I'm wondering if it comes back to when Toyota & GM were playing together. I wonder how much engine tech passed back and forth. Saturn had its 1.9L oil burner, and Toyota its 1.8L oil burner. Toyota fixed the 1ZZ-FE eventually (Saturn never did); not sure what happened with the 2AZ-FE. IIRC the headbolt issue was fixed, but that engine seems to still have a rep for oil burning.

Is there some reason for not using huge drain holes in the first place? Can oil come off the cylinder walls (as scraped off by the oil control rig) too fast? I'd think the cross sectional area of piston drain holes relative to swept cylinder wall would be some well-known chart, someplace.
 
I stand corrected.

I was looking for a correlation and the oil recommendation change in 2007 was the obvious one. However, more significantly the 2az-fe engine was also upgraded for that model year. Missed that. Whether my oil choice was a mitigating factor on my Xb, who knows? Regardless, and beyond the danger zone when oil consumption problems usually occur (140,000+ Km's when sold), I may have been lucky.
 
https://www.youtube.com/watch?v=PgdZSXOslDM

I repeatedly mention that a quality synthetic oil is a must in modern engines. The above video clearly indicates why.
That type of oil ring , is a specialty high performance oil ring , used on some racing motorcycles , its a 2 peice oil ring, with tiny holes. They clog up on motorcycles also, that see 15 hour oil change intervals.
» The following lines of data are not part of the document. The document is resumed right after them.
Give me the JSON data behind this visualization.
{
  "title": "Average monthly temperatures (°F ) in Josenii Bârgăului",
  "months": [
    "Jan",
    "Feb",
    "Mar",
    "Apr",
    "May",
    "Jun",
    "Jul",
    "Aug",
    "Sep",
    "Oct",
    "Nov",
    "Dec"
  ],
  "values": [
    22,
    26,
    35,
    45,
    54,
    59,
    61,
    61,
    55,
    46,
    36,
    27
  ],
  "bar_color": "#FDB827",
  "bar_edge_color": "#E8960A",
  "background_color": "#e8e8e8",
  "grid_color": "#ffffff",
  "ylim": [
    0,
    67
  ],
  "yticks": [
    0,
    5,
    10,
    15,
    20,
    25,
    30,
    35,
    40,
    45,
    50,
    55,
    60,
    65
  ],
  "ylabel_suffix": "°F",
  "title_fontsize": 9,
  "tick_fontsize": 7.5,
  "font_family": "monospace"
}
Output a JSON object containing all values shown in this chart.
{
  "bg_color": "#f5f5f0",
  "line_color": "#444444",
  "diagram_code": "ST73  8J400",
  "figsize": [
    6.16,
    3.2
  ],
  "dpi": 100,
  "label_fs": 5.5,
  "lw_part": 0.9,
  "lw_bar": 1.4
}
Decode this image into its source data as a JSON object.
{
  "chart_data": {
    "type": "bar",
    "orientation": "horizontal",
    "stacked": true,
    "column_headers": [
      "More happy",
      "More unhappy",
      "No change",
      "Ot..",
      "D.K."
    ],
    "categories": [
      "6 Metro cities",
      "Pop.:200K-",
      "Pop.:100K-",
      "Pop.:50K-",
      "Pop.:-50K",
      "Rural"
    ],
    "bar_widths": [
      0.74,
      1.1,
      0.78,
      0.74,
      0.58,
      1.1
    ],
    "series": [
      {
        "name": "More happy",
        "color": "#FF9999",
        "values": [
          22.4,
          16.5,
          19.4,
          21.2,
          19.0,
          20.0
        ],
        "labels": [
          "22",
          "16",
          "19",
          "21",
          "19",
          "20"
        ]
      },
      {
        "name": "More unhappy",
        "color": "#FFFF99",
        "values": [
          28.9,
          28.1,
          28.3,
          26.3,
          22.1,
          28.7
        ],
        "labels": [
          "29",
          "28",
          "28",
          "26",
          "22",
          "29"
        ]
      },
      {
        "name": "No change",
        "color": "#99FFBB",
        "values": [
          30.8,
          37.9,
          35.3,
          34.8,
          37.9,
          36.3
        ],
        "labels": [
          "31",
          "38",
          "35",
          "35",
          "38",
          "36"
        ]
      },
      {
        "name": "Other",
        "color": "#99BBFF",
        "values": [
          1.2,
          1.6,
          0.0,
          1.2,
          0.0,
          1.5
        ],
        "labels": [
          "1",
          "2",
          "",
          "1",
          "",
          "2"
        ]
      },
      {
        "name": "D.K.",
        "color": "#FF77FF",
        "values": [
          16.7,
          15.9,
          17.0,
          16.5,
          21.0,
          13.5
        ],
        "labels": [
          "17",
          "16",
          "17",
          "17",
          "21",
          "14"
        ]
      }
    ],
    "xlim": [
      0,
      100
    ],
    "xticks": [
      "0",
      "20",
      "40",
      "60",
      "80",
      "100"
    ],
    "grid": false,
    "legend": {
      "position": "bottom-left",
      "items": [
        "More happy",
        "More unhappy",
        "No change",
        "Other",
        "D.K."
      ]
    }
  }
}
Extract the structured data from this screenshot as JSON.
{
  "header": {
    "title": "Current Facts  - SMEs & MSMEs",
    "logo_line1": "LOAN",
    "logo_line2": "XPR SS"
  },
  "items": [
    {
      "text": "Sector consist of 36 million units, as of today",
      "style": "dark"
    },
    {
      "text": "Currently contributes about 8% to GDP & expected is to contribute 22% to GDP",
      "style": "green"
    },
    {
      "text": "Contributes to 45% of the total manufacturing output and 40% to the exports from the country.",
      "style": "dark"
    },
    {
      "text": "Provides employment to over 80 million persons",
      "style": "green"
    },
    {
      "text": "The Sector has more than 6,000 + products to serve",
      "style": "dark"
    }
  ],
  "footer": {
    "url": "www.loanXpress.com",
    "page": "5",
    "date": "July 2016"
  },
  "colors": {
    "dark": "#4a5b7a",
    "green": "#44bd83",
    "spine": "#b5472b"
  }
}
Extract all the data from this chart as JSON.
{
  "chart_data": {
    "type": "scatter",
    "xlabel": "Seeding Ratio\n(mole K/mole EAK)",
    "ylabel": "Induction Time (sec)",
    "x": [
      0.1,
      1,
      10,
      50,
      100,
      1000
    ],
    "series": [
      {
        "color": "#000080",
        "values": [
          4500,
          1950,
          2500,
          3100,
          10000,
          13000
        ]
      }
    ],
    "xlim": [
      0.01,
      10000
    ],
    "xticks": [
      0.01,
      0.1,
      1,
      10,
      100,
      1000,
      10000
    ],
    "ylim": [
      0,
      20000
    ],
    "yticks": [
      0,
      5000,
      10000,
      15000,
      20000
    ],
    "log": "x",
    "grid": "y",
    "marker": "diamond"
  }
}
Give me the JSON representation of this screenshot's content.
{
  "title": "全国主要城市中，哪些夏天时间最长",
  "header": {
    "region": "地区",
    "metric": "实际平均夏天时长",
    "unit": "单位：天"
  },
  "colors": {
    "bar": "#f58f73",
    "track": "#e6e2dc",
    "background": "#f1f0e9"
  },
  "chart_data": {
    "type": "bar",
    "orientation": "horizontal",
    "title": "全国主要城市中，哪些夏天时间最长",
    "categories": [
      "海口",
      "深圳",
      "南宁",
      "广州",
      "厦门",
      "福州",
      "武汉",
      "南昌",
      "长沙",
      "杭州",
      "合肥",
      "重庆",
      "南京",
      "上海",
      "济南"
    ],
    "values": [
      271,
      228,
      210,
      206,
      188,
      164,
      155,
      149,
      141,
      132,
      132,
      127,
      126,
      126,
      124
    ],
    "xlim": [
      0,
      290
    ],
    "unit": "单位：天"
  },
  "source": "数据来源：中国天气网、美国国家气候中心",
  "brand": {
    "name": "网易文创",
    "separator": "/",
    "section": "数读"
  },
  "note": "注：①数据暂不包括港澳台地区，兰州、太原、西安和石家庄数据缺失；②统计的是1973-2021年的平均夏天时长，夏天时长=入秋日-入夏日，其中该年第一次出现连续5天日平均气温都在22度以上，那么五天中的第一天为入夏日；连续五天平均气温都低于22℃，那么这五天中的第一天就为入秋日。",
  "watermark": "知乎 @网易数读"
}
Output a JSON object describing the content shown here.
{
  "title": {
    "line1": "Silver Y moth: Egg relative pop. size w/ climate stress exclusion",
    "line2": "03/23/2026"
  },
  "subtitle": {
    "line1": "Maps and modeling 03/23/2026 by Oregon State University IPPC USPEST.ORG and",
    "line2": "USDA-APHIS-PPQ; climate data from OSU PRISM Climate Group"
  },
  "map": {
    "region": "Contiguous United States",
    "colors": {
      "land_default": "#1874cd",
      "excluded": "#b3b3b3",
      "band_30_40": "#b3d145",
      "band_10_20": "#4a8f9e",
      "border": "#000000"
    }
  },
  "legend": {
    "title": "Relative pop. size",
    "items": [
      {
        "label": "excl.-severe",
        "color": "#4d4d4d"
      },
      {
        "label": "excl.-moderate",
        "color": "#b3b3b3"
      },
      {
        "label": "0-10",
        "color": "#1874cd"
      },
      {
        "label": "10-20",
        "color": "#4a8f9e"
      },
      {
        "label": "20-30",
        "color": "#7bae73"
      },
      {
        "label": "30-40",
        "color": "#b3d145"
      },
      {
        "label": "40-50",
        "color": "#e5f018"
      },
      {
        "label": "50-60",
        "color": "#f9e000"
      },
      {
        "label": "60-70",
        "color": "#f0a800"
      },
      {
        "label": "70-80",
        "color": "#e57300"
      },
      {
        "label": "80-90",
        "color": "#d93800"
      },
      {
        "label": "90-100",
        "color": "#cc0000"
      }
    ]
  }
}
On these racing motorcycles piston and rings are supposed to be replaced every 135 hours, so really a non issue in that case. Where you begin to see the issue is above 500 hours. Ofcourse that doesnt take long with a street car motor.

Toyota didnt change the oil ring, although they made a slight piston change, they didnt fix the issue though, even though they are warranting the oil use issue, if it happens. You cant run that type of oil ring, longer than 500 hours or so max. Other wise it will begin to clog up via tiny oil return holes.